All great advice, I would just add checking your mesh, pinion to spur. Should have a tiny bit of play, if it’s too loose it could cause early failure to you pinion. The 6s Arrmas are a little noisy. Have fun!
 
my work is blocking the vid but the amount of noise coming from the center alarmed me at first too. metal on metal gears with no lube are noisy. i experimented with lightly lubricating it but it attracted too much dirt and sand. bottom line i figured they would just wear out and i would replace them the cost isn't that bad .
 
my work is blocking the vid but the amount of noise coming from the center alarmed me at first too. metal on metal gears with no lube are noisy. i experimented with lightly lubricating it but it attracted too much dirt and sand. bottom line i figured they would just wear out and i would replace them the cost isn't that bad .
I use a wax based lube on the spur/pinion. Doesn't attract dirt and helps with wear as well as quieting it down some. I apply some after every bash on any truck I drive (if I can easily get at the spur) whether they have plastic or steel spurs.

White Lightning Chain Lube
 
What ticks me off on most of those high dollar hex drivers, is that they don't have the hex further up the shaft. So if/when you might round them off, you could just trim the end, and start over. I've received my Just Bash It aluminum chassis and shock towers for my new Kraton, and am dreading tearing it down to rebuild. Micro torch and soldering iron at the ready. Bought a nice set of ball end hex's, and found they snap easily where they are cut down past the ball end.
 
I was a skeptic about the superiority of the MIP hex drivers but finally broke down and bought a set. They are worth every penny so much so I bought the a set of the speed tips. They only have the hex on the tip but that keeps them from twisting from being too thin.
 
What ticks me off on most of those high dollar hex drivers, is that they don't have the hex further up the shaft. So if/when you might round them off, you could just trim the end, and start over. I've received my Just Bash It aluminum chassis and shock towers for my new Kraton, and am dreading tearing it down to rebuild. Micro torch and soldering iron at the ready. Bought a nice set of ball end hex's, and found they snap easily where they are cut down past the ball end.
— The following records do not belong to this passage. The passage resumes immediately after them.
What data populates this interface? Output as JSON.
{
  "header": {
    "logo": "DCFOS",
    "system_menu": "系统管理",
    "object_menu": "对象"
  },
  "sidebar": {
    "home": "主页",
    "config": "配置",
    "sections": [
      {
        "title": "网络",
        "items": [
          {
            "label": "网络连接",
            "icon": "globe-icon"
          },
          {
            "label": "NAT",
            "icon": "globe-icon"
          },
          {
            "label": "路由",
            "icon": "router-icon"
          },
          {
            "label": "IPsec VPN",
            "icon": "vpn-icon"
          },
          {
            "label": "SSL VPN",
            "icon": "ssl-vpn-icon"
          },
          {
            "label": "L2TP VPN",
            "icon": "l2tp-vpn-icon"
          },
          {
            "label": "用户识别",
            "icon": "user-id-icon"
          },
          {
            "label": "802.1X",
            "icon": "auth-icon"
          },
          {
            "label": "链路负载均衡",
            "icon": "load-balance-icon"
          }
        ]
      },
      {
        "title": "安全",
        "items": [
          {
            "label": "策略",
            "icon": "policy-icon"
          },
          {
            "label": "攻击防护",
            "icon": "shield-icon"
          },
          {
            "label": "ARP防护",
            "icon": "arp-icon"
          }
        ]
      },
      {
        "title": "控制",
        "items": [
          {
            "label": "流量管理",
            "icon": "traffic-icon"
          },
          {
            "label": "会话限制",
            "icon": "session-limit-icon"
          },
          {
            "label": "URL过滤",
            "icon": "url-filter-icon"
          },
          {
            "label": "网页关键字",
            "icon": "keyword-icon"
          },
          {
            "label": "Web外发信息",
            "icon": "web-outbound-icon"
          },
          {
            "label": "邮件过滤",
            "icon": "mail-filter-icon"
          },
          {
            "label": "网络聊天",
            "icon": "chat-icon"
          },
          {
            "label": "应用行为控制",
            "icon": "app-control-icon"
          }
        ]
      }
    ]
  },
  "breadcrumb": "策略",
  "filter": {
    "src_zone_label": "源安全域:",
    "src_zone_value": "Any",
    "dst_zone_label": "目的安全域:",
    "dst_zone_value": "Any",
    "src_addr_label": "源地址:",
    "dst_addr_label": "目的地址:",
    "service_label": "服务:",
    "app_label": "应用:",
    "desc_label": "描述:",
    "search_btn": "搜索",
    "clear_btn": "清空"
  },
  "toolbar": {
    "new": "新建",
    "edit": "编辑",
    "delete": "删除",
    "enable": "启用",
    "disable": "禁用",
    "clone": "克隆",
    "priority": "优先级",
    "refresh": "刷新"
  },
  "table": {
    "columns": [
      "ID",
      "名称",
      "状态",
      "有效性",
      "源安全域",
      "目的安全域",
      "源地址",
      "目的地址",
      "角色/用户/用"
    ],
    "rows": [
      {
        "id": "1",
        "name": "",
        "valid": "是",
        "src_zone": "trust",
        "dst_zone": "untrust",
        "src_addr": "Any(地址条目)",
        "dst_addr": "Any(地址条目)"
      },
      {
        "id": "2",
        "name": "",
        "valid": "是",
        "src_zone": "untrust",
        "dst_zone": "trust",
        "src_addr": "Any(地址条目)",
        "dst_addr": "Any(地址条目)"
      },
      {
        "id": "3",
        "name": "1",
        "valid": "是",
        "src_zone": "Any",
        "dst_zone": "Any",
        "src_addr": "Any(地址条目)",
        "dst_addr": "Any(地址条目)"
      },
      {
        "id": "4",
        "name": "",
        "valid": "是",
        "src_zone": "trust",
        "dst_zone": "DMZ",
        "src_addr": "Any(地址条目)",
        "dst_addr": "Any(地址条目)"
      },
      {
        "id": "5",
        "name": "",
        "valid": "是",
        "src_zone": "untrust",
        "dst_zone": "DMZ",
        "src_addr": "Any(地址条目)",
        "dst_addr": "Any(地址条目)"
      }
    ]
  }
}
I know this goes against what everyone says, but after heating the screws, I use a "good" L shaped allen key to break the seal of the thread lock. I make sure it's seated and straight, and just use it to "crack" the screw loose. The MIP's are great all around, but those plastic handles just don't give me the torque necessary to break loose the screws. The only time I've ever stripped a screw, was forgetting to heat it before I started. Regardless, I keep a full set of screws on hand, bought from Jennys, in case I feel the integrity of the screw has been compromised.
 
I've received my Just Bash It aluminum chassis and shock towers for my new Kraton, and am dreading tearing it down to rebuild. Micro torch and soldering iron at the ready. Bought a nice set of ball end hex's, and found they snap easily where they are cut down past the ball end.
Do you have a cordless hex bit driver? For me, that made all the difference between dread and enjoyment in performing any maintenance, let alone full tear downs. If I had to start all over, a cordless driver and MIP hex bits are the first tools I would buy. The ball end hex drivers are nice for off-axis situations, but not ideal when high torque is needed.
 
I know this goes against what everyone says, but after heating the screws, I use a "good" L shaped allen key to break the seal of the thread lock. I make sure it's seated and straight, and just use it to "crack" the screw loose. The MIP's are great all around, but those plastic handles just don't give me the torque necessary to break loose the screws. The only time I've ever stripped a screw, was forgetting to heat it before I started. Regardless, I keep a full set of screws on hand, bought from Jennys, in case I feel the integrity of the screw has been compromised.
I bought just the MIP hex bits and use them in a hex bit driver like this. It's given me sufficient torque to break the red locktite along with heat.